Restatement on Sulla

The 95th post from the Journal of American Greatness originally published in May, 2016.


Friar knocks us—we mean that in a friendly way, as he is a friend of JAG—for inappropriately comparing Trump to Sulla.  We fear that he misunderstood our point, or that we made it with insufficient clarity, or both.  So let us clarify.

The more apt comparison to Sulla—which we made in an early post—is to Reagan.  That might offend Friar even more, but we meant it in a very narrow sense.  (And I am indebted to my colleague Plautus for this brilliant, mischievous suggestion.)  Reagan was of course (leftist calumnies aside) not the bloodthirsty monster that Sulla was.  But he appears to have been, and may turn out to be, the last president who seriously tried to restore the old Constitutional order to its proper functioning.  The resemblance to Sulla on that score is unmistakable—as is their joint failure.

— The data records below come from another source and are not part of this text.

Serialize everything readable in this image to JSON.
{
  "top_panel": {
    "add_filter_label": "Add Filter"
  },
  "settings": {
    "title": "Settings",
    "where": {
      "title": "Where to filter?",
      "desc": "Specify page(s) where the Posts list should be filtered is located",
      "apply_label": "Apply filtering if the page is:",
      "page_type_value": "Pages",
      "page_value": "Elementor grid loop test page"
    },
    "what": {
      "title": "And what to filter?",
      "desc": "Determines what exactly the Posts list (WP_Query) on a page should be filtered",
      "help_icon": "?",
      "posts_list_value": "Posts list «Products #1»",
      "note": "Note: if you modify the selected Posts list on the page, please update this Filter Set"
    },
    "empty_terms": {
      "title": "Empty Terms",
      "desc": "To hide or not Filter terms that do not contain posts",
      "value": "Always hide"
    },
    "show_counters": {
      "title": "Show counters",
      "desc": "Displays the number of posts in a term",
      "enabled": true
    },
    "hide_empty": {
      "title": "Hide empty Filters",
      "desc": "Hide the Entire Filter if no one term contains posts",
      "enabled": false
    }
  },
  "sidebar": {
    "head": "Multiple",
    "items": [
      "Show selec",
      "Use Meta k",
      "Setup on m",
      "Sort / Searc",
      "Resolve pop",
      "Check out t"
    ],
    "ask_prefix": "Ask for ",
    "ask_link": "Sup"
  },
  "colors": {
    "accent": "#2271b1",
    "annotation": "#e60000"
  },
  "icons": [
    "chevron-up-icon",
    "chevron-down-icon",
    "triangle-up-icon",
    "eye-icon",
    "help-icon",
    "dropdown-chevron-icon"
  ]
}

In the Sullivan essay to which Friar objects, we mentioned Sulla only twice: the first time, as one of the very few seizers of absolute power who has ever given it up voluntarily; the second time as the first “winner” in Rome’s conflict between the optimati and the populari.  Friar seems to think that we meant to compare Trump to Sulla—in method, intent, or something else.

Nothing could have been further from our minds.  The first reference was meant to illustrate how rare it is that tyrants ever leave power.  If Trump is a would-be tyrant—as many allege—then he is unusual in having shown no sign of wishing to remain in power for life.  The second was to show that if America is truly in its “late republican” stage, then Caesarism is inevitable, but which side Caesar will be on is not.  The actual Caesar who founded the Roman Empire was of the party of the populari, but he won on a fluke (or to say better, the imprudence of others).  And before he won, Sulla—of the opposite party—had won first and resigned, thinking (mistakenly) that he had restored the orders he sought to revive.

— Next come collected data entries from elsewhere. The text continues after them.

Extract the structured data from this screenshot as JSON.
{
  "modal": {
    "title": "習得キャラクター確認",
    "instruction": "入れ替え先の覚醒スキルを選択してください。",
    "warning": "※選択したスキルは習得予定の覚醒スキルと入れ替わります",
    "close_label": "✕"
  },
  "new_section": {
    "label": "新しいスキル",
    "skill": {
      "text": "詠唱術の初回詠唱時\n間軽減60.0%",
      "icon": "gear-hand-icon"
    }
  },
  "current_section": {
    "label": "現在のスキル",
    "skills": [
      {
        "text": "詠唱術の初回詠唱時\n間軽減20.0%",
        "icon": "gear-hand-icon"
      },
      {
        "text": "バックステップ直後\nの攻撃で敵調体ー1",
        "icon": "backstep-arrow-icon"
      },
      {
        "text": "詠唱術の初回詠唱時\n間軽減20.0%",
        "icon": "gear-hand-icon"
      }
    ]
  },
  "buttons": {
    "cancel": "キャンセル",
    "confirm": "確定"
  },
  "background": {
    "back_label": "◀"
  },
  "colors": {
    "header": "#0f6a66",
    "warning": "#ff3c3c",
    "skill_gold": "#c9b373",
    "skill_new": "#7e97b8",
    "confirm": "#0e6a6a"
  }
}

None of that is to say that Trump favors proscriptions (though we at JAG could accomplish a lot with George Soros’ money, ahem) or any of the rest of Sulla’s rather nasty methods.  It’s just to say: if this is really the end, it’s not inevitable that the anti-Western, anti-American left will become the monarch of the coming degraded imperial age.  A “right” whose priority is the interests of the historic American nation might also—and perhaps even more likely—end up in the curile chair.

It’s a depressing thought, to be sure, but these are depressing times.  Let’s hope things do not come to that.  The implementation of the Greatness Agenda might help to see that they don’t.